Researchers announce their application of a unique computer pointing device, or mouse/keyboard replacement, to operate one’s computer.

BGU researchers 311 (photo credit: Dan Machlis)
BGU researchers 311
(photo credit: Dan Machlis)
Ben-Gurion University of the Negev researchers announced on Sunday their application of a unique computer pointing device, or mouse/keyboard replacement, to operate one’s computer.
The student team, Ori Ossmy, Ofir Tam and Ariel Rozen, developed the application last year for their bachelor’s degree project under the supervision BGU software engineers Prof. Mark Last, Dr. Rami Puzis, Prof. Yuval Alovitz and Dr. Lior Rokah.
The development was announced only now that the university team applied for a patent for the application, which could make life much easier for disabled, even severely disabled such as Cambridge University theoretical physicist Prof. Stephen Hawking, who is totally paralyzed by amytrophic lateral sclerosis and can very slowly express his thoughts by batting his eyelids at a device that recognizes his movements and turns them into letters.
Ten days ago, The Jerusalem Post reported an application of the Australian company Emotiv Systems to enable people to drive merely by using their brain.
With the BGU application of the Emotiv device, which was developed for sophisticated computer gaming rather than the disabled, Hawking could make just three different facial movements such as a smile or think three different thoughts, which would be mapped electronically and allow him to operate his computer quicker to perform many tasks by zooming in, zooming out and selecting what he wished.
Emotiv Systems is an eight-year-old electronics company that has developed brain-computer interfaces based on electroencephalography (EEG) technology. The EPOC, their gaming peripheral, can be purchased on their official website for $299. The Post described from a lecture at the Jerusalem College of Technology an application to drive a vehicle (right, left, forward, backward and stop) just thinking of doing so while wearing an EEG cap on one’s head that contains 14 electrodes to sense brain activity.
Puzis told the Post that his team’s application was preferable to batting eyelids but at this early stage still would not replace the computer mouse or keyboard to operate a computer, as it was slower than ordinary computer usage. “It is not yet ripe enough,” he said.
But with improvements it could eventually become a competitor, enabling people to sit back and think and operate a computer, he said.
But it would take a lot to let a graphic artist, for example, carry out sophisticated movements with his brain activity.

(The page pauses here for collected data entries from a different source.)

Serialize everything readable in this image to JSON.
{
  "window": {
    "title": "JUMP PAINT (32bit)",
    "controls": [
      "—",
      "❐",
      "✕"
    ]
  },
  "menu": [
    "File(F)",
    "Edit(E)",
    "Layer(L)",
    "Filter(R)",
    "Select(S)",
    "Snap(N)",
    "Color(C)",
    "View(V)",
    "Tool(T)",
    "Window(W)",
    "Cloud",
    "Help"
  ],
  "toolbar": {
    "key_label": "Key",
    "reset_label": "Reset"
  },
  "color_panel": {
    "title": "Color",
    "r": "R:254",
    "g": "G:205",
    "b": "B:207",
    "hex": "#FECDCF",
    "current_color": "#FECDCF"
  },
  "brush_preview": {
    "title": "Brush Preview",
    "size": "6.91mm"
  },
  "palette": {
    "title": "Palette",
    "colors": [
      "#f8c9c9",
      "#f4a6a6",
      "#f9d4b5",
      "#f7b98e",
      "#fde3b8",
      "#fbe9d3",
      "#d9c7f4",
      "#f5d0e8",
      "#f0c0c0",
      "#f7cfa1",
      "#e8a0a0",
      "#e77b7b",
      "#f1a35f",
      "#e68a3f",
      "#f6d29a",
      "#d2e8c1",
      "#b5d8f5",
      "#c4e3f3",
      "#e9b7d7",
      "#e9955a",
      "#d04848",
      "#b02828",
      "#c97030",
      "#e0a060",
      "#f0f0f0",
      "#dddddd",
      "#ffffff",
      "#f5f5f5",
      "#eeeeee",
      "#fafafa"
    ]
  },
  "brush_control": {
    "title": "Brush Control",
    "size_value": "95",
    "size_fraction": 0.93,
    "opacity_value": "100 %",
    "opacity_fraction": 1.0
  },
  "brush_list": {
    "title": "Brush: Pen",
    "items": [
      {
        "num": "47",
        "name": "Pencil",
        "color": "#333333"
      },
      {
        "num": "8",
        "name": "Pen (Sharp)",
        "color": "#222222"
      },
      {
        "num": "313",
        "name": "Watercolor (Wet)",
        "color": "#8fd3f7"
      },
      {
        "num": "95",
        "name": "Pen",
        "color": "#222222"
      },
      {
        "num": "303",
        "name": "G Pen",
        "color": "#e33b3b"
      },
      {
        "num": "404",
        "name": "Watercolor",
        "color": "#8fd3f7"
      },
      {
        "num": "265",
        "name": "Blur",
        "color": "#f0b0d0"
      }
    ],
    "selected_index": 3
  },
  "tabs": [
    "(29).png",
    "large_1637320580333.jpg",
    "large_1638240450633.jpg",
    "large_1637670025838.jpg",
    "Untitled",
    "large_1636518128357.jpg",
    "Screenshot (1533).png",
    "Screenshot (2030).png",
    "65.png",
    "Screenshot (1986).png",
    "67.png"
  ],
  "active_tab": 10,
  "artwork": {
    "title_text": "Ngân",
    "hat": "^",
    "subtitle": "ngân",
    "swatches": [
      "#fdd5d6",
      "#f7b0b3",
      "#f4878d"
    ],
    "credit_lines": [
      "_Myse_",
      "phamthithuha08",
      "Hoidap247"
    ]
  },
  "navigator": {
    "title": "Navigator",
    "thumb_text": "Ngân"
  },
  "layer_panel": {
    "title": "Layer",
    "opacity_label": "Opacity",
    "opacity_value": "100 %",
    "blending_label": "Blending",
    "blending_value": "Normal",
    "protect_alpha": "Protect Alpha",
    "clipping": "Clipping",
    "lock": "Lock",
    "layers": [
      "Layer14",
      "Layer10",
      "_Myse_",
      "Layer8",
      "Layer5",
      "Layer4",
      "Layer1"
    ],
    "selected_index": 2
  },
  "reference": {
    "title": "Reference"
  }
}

Still, it would make a difference for the disabled, and the BGU team plan to continue their research on such people; until now, the application was developed using 17 healthy subjects.
Asked whether a severe headache could disrupt its use, Puzis said it probably would, “but working with a computer mouse is also affected by severe headaches.” He said the BGU application was small enough to be used in one’s home, not just in a university lab.